In the event that a claim for indemnification against such liabilities, other
than the payment by us of expenses incurred or paid by one of our directors,
officers, or controlling persons in the successful defense of any action, suit
or proceeding, is asserted by one of our directors, officers, or controlling
persons in connection with the securities being registered, we will, unless in
the opinion of its counsel the matter has been settled by controlling
precedent, submit to a court of appropriate jurisdiction the question whether
such indemnification is against public policy as expressed in the Securities
Act, and we will be governed by the final adjudication of such issue.
6
SIGNATURES
Pursuant to the requirements of the Securities Act of 1933,
the registrant has caused this registration statement to be signed on its
behalf by the undersigned, hereunto duly authorized, in the city of Weston,
state of Florida, on October 8, 2009.
CASINO PLAYERS, INC.
BY: /s/ William G. Forhan
William G. Forhan, CEO, CFO, and Chairman
(Principal Executive Officer)
(Principal Financial and Accounting Officer)
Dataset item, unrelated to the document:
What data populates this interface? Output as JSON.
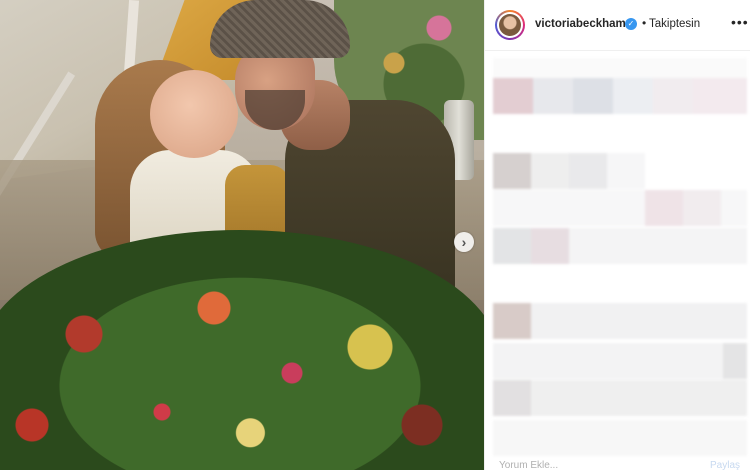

KNOW ALL MEN BY THESE PRESENT, that each person whose signature appears below
constitutes and appoints William G. Forhan, as true and lawful attorney-in-
fact and agent, with full power of substitution, for him and in his name,
place and stead, in any and all capacities, to sign any and all amendments
(including post-effective amendments) to this registration statement, and to
file the same, therewith, with the Securities and Exchange Commission, and to
make any and all state securities law or blue sky filings, granting unto said
attorney-in-fact and agent, full power and authority to do and perform each
and every act and thing requisite or necessary to be done in or about the
premises, as fully to all intents and purposes as she might or could do in
person, hereby ratifying and confirming all that said attorney-in-fact and
agent, or any substitute or substitutes, may lawfully do or cause to be done
by virtue hereof.
In accordance with the requirements of the Securities Act of 1933, this
amended and restated Form S-1 registration statement has been signed by the
following persons in the capacities and on the dates indicated:
Signature Title Date
/s/ William G. Forhan
William G. Forhan Chief Executive Officer, Chief October 8, 2009
Financial Officer and Chairman
(Principal Executive Officer)
(Principal Financial and Accounting
Officer)
*
Joseph Fahoome President and Director October 8, 2009
*
Robert Kuechenberg Director October 8, 2009
*Signed on behalf of such person by William G. Forhan pursuant to a Power-of-
Attorney included on the Signature Page of Amendment No. 4 to Form S-1 filed
by the Company on April 9, 2009 and is incorporated by reference herein.